O projeto também manteve a criação de gatilhos fiscais, que proíbem a ampliação de incentivos tributários e limitam o crescimento anual das despesas com pessoal a 0,6% acima da inflação, caso haja déficit primário no ano anterior. As regras se aplicam aos Três Poderes, além do Ministério Público e da Defensoria Pública, e vigoram até que as contas públicas registrem superávit primário.
A partir de 2027, novas restrições serão implementadas caso os gastos discricionários tenham redução nominal em relação ao ano anterior.
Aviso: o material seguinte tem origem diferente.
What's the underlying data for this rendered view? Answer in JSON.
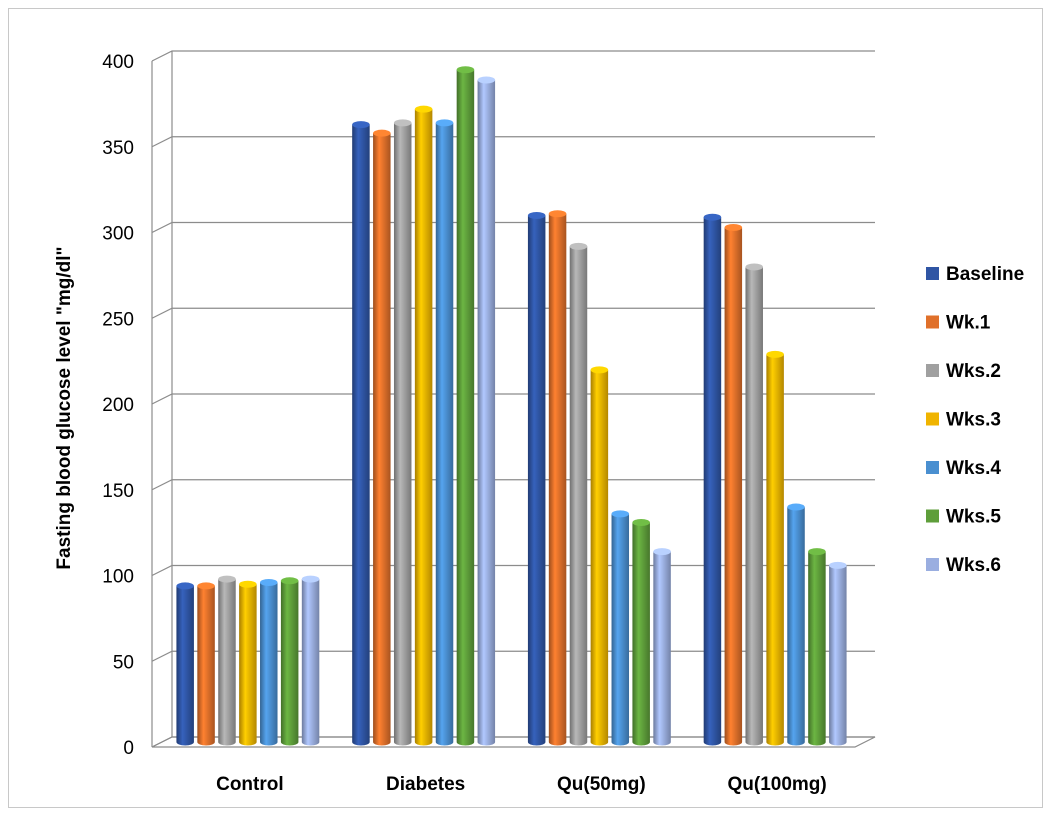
{
  "chart_data": {
    "type": "bar",
    "title": "",
    "xlabel": "",
    "ylabel": "Fasting blood glucose level \"mg/dl\"",
    "ylim": [
      0,
      400
    ],
    "yticks": [
      0,
      50,
      100,
      150,
      200,
      250,
      300,
      350,
      400
    ],
    "grid": true,
    "legend_position": "right",
    "categories": [
      "Control",
      "Diabetes",
      "Qu(50mg)",
      "Qu(100mg)"
    ],
    "series": [
      {
        "name": "Baseline",
        "color": "#2F55A4",
        "values": [
          91,
          360,
          307,
          306
        ]
      },
      {
        "name": "Wk.1",
        "color": "#E0702A",
        "values": [
          91,
          355,
          308,
          300
        ]
      },
      {
        "name": "Wks.2",
        "color": "#A0A0A0",
        "values": [
          95,
          361,
          289,
          277
        ]
      },
      {
        "name": "Wks.3",
        "color": "#F0B400",
        "values": [
          92,
          369,
          217,
          226
        ]
      },
      {
        "name": "Wks.4",
        "color": "#4A8FD0",
        "values": [
          93,
          361,
          133,
          137
        ]
      },
      {
        "name": "Wks.5",
        "color": "#5E9E3A",
        "values": [
          94,
          392,
          128,
          111
        ]
      },
      {
        "name": "Wks.6",
        "color": "#9AAEE0",
        "values": [
          95,
          386,
          111,
          103
        ]
      }
    ]
  }
}
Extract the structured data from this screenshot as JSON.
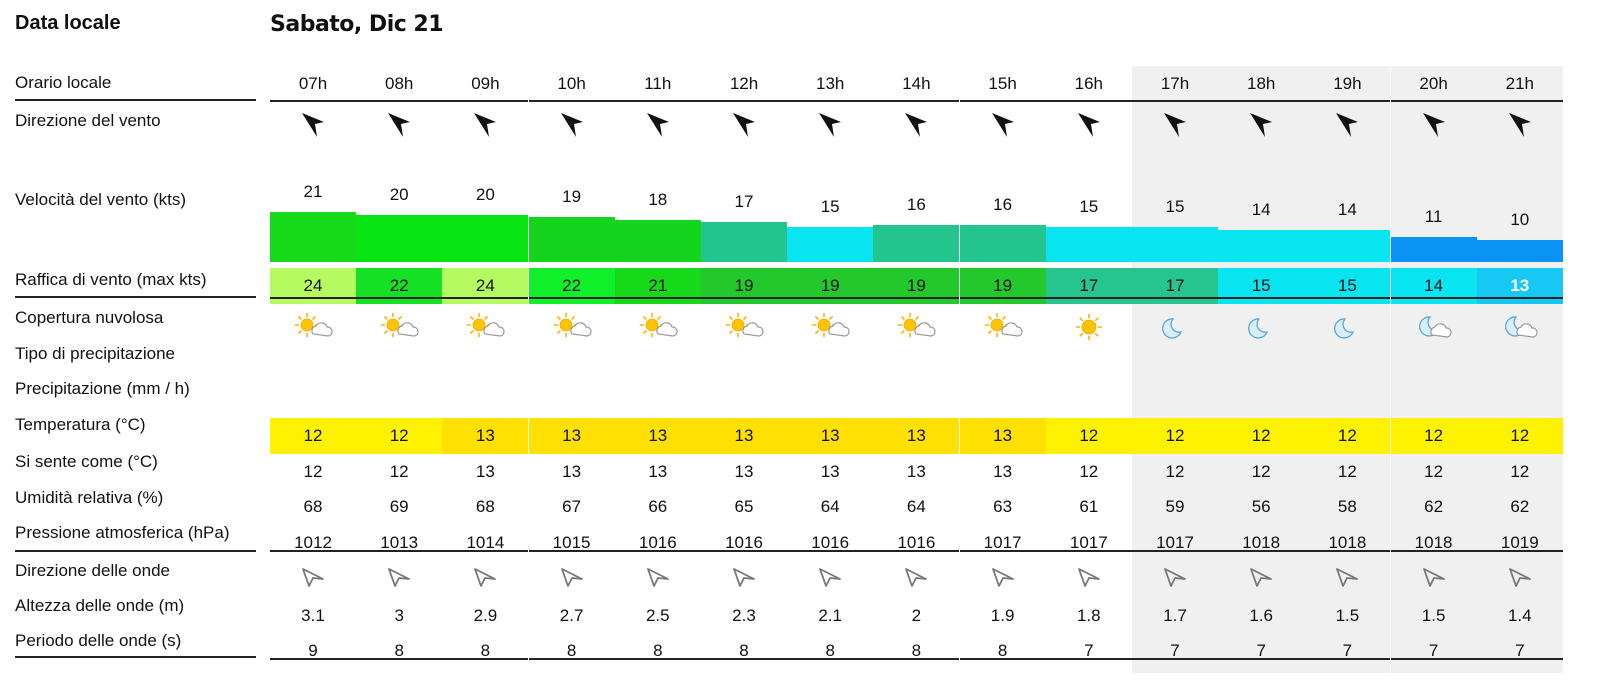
{
  "labels": {
    "local_date": "Data locale",
    "local_time": "Orario locale",
    "wind_direction": "Direzione del vento",
    "wind_speed": "Velocità del vento (kts)",
    "wind_gust": "Raffica di vento (max kts)",
    "cloud_cover": "Copertura nuvolosa",
    "precip_type": "Tipo di precipitazione",
    "precip": "Precipitazione (mm / h)",
    "temperature": "Temperatura (°C)",
    "feels_like": "Si sente come (°C)",
    "humidity": "Umidità relativa (%)",
    "pressure": "Pressione atmosferica (hPa)",
    "wave_direction": "Direzione delle onde",
    "wave_height": "Altezza delle onde (m)",
    "wave_period": "Periodo delle onde (s)"
  },
  "day_title": "Sabato, Dic 21",
  "hours": [
    "07h",
    "08h",
    "09h",
    "10h",
    "11h",
    "12h",
    "13h",
    "14h",
    "15h",
    "16h",
    "17h",
    "18h",
    "19h",
    "20h",
    "21h"
  ],
  "night_columns": [
    10,
    11,
    12,
    13,
    14
  ],
  "wind_speed": [
    "21",
    "20",
    "20",
    "19",
    "18",
    "17",
    "15",
    "16",
    "16",
    "15",
    "15",
    "14",
    "14",
    "11",
    "10"
  ],
  "wind_speed_colors": [
    "#16d91a",
    "#08e412",
    "#08e412",
    "#14d41e",
    "#14d41e",
    "#24c48f",
    "#08e4f0",
    "#24c48f",
    "#24c48f",
    "#08e4f0",
    "#08e4f0",
    "#08e4f0",
    "#08e4f0",
    "#0a93f5",
    "#0a93f5"
  ],
  "wind_gust": [
    "24",
    "22",
    "24",
    "22",
    "21",
    "19",
    "19",
    "19",
    "19",
    "17",
    "17",
    "15",
    "15",
    "14",
    "13"
  ],
  "wind_gust_colors": [
    "#b6fa62",
    "#16e024",
    "#b6fa62",
    "#10f02a",
    "#16d91a",
    "#22c82c",
    "#22c82c",
    "#22c82c",
    "#22c82c",
    "#26c48e",
    "#26c48e",
    "#08e4f0",
    "#08e4f0",
    "#08e4f0",
    "#18c8f4"
  ],
  "cloud_icons": [
    "sun-cloud-icon",
    "sun-cloud-icon",
    "sun-cloud-icon",
    "sun-cloud-icon",
    "sun-cloud-icon",
    "sun-cloud-icon",
    "sun-cloud-icon",
    "sun-cloud-icon",
    "sun-cloud-icon",
    "sun-icon",
    "moon-icon",
    "moon-icon",
    "moon-icon",
    "moon-cloud-icon",
    "moon-cloud-icon"
  ],
  "temperature": [
    "12",
    "12",
    "13",
    "13",
    "13",
    "13",
    "13",
    "13",
    "13",
    "12",
    "12",
    "12",
    "12",
    "12",
    "12"
  ],
  "temperature_colors": [
    "#fff200",
    "#fff200",
    "#ffe000",
    "#ffe000",
    "#ffe000",
    "#ffe000",
    "#ffe000",
    "#ffe000",
    "#ffe000",
    "#fff200",
    "#fff200",
    "#fff200",
    "#fff200",
    "#fff200",
    "#fff200"
  ],
  "feels_like": [
    "12",
    "12",
    "13",
    "13",
    "13",
    "13",
    "13",
    "13",
    "13",
    "12",
    "12",
    "12",
    "12",
    "12",
    "12"
  ],
  "humidity": [
    "68",
    "69",
    "68",
    "67",
    "66",
    "65",
    "64",
    "64",
    "63",
    "61",
    "59",
    "56",
    "58",
    "62",
    "62"
  ],
  "pressure": [
    "1012",
    "1013",
    "1014",
    "1015",
    "1016",
    "1016",
    "1016",
    "1016",
    "1017",
    "1017",
    "1017",
    "1018",
    "1018",
    "1018",
    "1019"
  ],
  "wave_height": [
    "3.1",
    "3",
    "2.9",
    "2.7",
    "2.5",
    "2.3",
    "2.1",
    "2",
    "1.9",
    "1.8",
    "1.7",
    "1.6",
    "1.5",
    "1.5",
    "1.4"
  ],
  "wave_period": [
    "9",
    "8",
    "8",
    "8",
    "8",
    "8",
    "8",
    "8",
    "8",
    "7",
    "7",
    "7",
    "7",
    "7",
    "7"
  ]
}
A medida busca garantir maior controle sobre as contas públicas, mas enfrenta resistência de setores que apontam possíveis impactos na prestação de serviços essenciais.
Entre 2025 e 2030, o governo poderá utilizar os superávits de cinco fundos nacionais para abater a dívida pública, que acumulavam, em 2023, saldo positivo de R$ 18 bilhões. São eles:
_Fundo de Defesa dos Direitos Difusos (FDD): R$ 2 bilhões
_Fundo Nacional de Segurança e Educação de Trânsito (Funset): R$ 1,6 bilhão
_Fundo do Exército: R$ 2,5 bilhões
_Fundo Aeronáutico: R$ 8,7 bilhões
_Fundo Naval: R$ 3 bilhões
O relator retirou da proposta os fundos destinados a investimentos estratégicos, como o Fundo Nacional Antidrogas (Funad), o Fundo da Marinha Mercante (FMM) e o Fundo Nacional de Aviação Civil (Fnac), considerados essenciais para determinadas áreas.
Com as alterações, o projeto segue agora para o Senado, onde também deve enfrentar intensos debates. Enquanto o governo tenta equilibrar as contas e atender demandas do Congresso, especialistas alertam para o risco de soluções de curto prazo que podem comprometer a sustentabilidade fiscal no longo prazo.